The Italian-German spread narrowed to as low as 224 basis points, the least since July 2011. The yield on Spain’s 10-year bonds fell five basis points to 4.06 percent, narrowing the spread with similar-maturity German bunds to 222 basis points, the least since June 2011.
Gilts Gain
U.K. 10-year gilt yields slipped three basis points to 2.89 percent, while the rate on similar-maturity German bunds was one basis point lower at 1.83 percent.
CGG SA, the largest seismic surveyor of oilfields, rose 4.6 percent after Raymond James Financial Inc. upgraded the shares. Royal Vopak NV dropped 2.9 percent after saying it may miss its 2016 profit forecast.
The S&P 500 index (SPX) reached an all-time high of 1,808.37 yesterday. The gauge has rallied 27 percent and is on pace for its biggest annual jump since 1997.

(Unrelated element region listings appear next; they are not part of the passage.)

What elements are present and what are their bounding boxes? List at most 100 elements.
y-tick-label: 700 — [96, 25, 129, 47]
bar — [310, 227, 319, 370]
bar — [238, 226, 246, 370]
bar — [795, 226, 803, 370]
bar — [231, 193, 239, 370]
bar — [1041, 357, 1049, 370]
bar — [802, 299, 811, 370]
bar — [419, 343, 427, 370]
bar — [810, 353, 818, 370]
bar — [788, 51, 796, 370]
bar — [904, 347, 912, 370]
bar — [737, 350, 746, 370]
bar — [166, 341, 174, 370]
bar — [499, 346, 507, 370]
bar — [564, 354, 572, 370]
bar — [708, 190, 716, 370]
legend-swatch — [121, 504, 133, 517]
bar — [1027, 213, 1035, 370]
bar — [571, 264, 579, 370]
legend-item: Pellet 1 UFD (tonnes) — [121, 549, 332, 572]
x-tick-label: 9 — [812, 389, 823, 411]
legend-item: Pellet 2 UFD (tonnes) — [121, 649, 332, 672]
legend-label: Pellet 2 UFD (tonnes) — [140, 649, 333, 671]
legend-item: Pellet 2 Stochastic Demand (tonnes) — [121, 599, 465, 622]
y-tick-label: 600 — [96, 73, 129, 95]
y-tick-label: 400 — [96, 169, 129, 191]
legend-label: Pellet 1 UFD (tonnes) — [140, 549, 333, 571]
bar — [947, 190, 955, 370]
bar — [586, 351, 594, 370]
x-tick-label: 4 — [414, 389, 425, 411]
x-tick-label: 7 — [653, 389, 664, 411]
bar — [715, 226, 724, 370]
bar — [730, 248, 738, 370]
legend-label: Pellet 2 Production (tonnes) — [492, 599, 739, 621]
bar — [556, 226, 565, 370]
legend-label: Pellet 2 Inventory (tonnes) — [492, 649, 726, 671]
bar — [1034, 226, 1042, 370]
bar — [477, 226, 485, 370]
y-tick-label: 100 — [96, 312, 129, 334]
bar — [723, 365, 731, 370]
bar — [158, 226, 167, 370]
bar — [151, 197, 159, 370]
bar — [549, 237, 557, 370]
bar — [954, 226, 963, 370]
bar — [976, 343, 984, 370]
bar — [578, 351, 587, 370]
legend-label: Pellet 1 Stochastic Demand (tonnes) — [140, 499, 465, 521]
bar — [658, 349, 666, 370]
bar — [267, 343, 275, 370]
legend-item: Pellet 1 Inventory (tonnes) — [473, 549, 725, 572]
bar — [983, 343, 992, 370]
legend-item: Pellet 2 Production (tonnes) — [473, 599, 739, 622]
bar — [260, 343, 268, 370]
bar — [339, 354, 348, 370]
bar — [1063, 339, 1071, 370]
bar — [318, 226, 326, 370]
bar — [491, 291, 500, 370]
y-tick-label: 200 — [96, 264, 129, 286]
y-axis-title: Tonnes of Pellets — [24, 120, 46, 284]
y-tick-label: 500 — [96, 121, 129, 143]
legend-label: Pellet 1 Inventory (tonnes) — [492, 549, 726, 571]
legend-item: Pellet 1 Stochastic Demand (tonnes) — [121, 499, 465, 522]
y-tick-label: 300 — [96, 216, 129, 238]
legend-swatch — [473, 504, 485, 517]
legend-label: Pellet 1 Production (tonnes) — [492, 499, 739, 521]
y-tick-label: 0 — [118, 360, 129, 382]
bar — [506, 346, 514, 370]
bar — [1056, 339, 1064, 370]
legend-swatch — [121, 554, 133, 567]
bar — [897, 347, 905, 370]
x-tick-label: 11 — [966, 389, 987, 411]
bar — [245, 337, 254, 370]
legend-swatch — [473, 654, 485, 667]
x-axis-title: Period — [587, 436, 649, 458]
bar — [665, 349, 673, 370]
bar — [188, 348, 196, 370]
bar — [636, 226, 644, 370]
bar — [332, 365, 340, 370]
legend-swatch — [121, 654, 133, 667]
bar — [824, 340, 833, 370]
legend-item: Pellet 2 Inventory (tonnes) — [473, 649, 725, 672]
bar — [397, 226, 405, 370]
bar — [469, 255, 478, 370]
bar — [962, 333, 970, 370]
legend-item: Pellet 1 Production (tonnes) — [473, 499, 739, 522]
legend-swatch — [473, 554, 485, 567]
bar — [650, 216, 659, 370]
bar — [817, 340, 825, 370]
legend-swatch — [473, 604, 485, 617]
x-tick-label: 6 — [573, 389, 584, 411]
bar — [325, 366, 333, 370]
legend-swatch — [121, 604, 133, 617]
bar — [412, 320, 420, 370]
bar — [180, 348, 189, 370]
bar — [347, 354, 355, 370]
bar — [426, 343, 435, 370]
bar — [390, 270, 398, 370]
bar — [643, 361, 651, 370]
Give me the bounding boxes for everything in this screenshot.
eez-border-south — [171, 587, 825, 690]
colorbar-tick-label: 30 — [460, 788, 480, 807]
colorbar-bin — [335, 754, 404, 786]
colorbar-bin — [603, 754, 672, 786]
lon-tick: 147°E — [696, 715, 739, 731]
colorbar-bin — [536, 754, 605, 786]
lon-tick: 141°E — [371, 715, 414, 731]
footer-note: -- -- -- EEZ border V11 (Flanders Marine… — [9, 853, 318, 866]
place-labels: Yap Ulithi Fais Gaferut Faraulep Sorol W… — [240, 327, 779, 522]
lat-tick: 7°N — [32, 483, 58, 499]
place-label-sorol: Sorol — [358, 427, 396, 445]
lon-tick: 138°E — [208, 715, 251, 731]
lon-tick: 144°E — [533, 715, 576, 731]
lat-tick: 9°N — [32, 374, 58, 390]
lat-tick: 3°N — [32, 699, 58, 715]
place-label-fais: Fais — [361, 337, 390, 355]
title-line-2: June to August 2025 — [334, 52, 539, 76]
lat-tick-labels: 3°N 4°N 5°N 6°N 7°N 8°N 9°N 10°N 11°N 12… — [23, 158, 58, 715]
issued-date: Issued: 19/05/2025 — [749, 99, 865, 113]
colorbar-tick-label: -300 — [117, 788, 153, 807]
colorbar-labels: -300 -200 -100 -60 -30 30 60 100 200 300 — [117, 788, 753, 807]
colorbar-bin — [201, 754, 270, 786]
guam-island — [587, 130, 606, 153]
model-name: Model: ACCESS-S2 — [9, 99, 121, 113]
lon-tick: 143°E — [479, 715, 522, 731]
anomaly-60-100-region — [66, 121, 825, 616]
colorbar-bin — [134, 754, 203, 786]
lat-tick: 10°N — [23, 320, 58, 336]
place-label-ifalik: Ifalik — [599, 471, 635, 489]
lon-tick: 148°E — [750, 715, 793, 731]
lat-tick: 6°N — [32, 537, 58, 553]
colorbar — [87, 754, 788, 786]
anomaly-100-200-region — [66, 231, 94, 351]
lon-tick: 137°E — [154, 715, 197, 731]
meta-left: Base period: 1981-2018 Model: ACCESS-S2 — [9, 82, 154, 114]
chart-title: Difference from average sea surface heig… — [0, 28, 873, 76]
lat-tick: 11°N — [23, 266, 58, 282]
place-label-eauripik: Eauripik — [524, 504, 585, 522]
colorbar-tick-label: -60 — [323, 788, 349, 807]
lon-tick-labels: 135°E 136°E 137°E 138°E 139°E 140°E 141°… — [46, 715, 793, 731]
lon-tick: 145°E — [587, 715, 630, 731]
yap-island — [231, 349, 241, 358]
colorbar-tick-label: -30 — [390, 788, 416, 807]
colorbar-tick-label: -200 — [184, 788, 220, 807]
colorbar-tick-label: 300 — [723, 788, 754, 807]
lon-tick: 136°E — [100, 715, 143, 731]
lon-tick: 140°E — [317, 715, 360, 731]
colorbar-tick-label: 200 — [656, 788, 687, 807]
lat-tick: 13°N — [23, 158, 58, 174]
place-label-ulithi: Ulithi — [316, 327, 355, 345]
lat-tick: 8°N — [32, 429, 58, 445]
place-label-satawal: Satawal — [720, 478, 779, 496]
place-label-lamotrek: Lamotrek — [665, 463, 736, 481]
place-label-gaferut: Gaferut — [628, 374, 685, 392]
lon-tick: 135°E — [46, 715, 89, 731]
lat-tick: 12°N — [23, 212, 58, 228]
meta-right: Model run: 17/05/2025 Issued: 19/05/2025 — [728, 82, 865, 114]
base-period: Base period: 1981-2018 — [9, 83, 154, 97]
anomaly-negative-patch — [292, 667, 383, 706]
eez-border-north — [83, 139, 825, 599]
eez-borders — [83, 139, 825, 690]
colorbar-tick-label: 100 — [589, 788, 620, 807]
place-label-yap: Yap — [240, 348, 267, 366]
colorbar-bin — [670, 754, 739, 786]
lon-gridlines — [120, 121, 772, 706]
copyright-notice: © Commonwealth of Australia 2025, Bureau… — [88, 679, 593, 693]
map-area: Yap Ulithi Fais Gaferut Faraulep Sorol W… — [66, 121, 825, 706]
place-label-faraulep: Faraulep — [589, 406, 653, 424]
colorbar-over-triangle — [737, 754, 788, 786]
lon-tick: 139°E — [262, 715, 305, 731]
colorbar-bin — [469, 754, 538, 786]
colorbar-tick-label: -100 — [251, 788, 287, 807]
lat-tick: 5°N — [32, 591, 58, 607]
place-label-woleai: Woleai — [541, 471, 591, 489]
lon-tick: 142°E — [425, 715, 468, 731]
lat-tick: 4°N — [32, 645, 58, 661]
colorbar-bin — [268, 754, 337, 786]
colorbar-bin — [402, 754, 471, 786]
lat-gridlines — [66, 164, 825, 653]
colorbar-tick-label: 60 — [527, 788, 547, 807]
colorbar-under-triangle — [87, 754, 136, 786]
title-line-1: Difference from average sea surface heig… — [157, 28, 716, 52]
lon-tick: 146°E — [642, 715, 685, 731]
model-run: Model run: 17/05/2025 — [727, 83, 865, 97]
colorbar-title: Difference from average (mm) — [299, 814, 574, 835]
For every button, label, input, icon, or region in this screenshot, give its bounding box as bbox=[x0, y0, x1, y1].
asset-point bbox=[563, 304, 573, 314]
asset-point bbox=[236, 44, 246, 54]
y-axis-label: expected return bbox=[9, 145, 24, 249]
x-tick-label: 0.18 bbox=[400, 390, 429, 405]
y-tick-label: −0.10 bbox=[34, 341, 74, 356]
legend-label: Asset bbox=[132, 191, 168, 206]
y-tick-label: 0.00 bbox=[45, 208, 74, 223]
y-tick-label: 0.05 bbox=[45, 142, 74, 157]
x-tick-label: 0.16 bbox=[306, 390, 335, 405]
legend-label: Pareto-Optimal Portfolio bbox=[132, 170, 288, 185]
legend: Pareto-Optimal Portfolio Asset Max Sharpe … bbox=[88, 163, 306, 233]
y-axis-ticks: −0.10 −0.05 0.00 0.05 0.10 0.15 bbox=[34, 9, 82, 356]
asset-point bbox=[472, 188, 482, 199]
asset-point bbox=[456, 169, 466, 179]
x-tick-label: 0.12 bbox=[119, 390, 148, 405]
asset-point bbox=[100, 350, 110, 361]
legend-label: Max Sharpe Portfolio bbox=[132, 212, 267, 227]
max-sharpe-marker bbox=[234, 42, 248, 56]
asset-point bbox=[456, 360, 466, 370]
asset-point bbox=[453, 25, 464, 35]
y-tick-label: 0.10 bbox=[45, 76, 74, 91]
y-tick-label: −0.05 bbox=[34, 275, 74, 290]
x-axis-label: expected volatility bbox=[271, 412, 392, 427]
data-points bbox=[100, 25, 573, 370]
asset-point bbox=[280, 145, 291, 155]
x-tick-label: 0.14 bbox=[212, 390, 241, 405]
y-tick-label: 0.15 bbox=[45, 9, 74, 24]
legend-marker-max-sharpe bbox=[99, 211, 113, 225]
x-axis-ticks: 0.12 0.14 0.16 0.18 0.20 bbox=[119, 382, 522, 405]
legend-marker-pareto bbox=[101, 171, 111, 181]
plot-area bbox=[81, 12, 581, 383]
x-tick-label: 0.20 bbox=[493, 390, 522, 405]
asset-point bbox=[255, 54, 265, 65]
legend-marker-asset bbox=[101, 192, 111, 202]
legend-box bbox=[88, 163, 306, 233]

General Motors Co. may move. The Treasury Department sold its shares, freeing the carmaker from U.S. taxpayer ownership almost half a decade after first receiving government aid.
Texas Instruments Inc. may be active after the largest analog chipmaker forecast fourth-quarter sales and profit in line with analysts’ predictions as demand for car components makes up for weaker orders for other industrial equipment.
McDonald’s Offering
McDonald’s Corp. (MCD:US) is marketing bonds in euros as U.S. companies raise debt in the currency at the fastest pace since 2008. American companies issued 46 billion euros of bonds in Europe this year compared with 20 billion euros in 2012, according to data compiled by Bloomberg.
The Philippine Stock Exchange Index dropped 2 percent, the most in more than two months after a record increase in electricity prices boosted concern inflation will accelerate. India’s S&P BSE Sensex lost 0.3 percent, snapping a three-day gain.
The Hang Seng China Enterprises Index of mainland companies traded in Hong Kong lost 0.4 percent and the Shanghai Composite Index slid 0.1 percent. Data showed factory production rose 10 percent from a year earlier, compared with analysts’ median projection of 10.1 percent in a Bloomberg News survey.